Psychiatry clinical trial news (quotes from article):

“Mental-health division will no longer fund research aiming to relieve symptoms without probing underlying causes.  

Thomas Insel, the director of the US National Institute of Mental Health (NIMH), has had enough of shooting in the dark. He thinks that if a clinical trial of a psychiatric therapy fails, scientists should at least learn something about the brain along the way.

Now Insel is translating that belief into action: the NIMH, based in Bethesda, Maryland, has decided to stop funding clinical trials that aim merely to ease patients’ symptoms. “Future trials will follow an experimental medicine approach in which interventions serve not only as potential treatments, but as probes to generate information about the mechanisms underlying a disorder”, he wrote in a 27 February blog post announcing the move. This funding switch, which will affect grants due to be made in a few months’ time, intensifies the NIMH’s apparent shift in emphasis from abstract psychiatry to the neurobiological roots of disease.

“It’s a totally new departure for us,” says Bruce Cuthbert, a clinical psychologist and director of the institute’s adult translational-research division. Insel notes that the NIMH spent about US$100 million on clinical trials in 2013, and says that more than half of recipient projects received funding without any requirement to examine the biological processes involved in a disease. In many cases, “if you get a negative result you have no idea why, and you have to try something else at random”, Cuthbert says. “It’s an incredible waste of money.” …….  Insel maintains that the NIMH wants the trials it funds to continue to ameliorate patients’ symptoms, but to probe how their brains work at the same time.

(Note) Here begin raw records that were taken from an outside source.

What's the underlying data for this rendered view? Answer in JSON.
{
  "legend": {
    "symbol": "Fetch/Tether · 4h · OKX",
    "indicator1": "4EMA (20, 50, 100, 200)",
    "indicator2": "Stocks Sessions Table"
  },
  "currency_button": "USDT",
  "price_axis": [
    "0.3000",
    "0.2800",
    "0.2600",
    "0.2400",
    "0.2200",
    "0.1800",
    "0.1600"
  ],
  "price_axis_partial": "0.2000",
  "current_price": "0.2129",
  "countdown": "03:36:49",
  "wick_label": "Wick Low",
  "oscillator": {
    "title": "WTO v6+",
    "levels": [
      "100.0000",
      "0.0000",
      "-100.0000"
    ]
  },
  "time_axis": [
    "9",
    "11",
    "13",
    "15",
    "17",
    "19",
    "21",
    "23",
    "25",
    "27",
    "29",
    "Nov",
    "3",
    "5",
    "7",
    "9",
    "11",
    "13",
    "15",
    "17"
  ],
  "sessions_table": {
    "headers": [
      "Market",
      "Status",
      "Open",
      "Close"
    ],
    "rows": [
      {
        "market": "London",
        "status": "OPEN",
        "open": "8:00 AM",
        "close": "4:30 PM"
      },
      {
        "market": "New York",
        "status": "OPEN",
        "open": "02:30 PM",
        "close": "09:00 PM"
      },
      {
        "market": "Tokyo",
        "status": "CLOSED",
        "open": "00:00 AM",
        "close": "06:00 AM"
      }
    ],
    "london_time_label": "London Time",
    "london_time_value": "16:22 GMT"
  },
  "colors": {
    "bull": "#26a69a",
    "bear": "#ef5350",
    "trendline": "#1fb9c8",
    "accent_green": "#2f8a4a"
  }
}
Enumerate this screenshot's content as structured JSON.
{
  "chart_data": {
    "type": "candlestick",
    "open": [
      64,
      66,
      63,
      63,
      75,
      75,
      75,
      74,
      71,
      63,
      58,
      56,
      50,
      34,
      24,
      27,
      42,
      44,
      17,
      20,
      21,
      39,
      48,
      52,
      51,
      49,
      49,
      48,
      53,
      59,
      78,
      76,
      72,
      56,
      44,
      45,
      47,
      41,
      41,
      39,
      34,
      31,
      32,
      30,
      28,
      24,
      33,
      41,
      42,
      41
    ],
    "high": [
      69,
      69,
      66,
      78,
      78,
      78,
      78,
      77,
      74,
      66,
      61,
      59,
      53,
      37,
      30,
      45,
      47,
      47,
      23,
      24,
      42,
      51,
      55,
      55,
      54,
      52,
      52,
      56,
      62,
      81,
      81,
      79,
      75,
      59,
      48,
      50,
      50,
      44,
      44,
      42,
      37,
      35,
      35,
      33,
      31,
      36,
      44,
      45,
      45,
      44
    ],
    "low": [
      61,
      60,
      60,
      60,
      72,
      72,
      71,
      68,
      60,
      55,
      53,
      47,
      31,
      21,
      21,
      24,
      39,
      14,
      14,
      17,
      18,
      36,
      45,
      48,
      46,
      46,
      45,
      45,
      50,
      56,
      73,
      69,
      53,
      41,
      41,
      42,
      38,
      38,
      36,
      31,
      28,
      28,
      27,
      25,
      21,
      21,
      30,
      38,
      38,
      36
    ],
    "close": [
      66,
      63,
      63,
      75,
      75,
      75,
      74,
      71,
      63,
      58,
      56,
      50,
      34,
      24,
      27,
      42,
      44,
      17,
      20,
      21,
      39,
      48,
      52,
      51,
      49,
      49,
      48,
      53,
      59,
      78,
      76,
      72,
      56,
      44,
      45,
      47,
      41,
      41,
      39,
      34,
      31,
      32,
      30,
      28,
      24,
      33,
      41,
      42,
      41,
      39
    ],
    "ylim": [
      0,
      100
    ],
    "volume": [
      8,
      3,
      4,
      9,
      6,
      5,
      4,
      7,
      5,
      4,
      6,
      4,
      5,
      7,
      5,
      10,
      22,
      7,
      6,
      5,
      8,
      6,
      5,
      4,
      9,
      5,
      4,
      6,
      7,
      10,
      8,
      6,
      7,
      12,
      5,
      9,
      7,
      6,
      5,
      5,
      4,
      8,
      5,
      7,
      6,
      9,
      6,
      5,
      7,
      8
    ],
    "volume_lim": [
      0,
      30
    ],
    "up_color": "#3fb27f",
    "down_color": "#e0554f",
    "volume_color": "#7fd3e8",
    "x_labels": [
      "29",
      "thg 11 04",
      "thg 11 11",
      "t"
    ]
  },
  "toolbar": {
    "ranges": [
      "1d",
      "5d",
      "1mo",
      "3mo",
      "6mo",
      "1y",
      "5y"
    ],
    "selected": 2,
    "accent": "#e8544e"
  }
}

His emphasis on biological mechanisms is not unique at the US National Institutes of Health, the NIMH’s parent agency: the National Institute of Neurological Disorders and Stroke in Bethesda is increasingly aiming therapies at specific targets in the brain rather than abstract constellations of symptoms. “We’ve all been burnt badly by treating the brain as a black box,” says that agency’s deputy director, neurologist Walter Koroshetz.

The difference, Koroshetz adds, is that a great deal is already known about how neurological disorders such as Parkinson’s disease work, and that allows scientists to focus on other challenges, such as adapting drugs that work in animals to work in humans. Psychiatry has a long way to go before it will have such accurate targets. “I feel bad for them,” Koroshetz says.”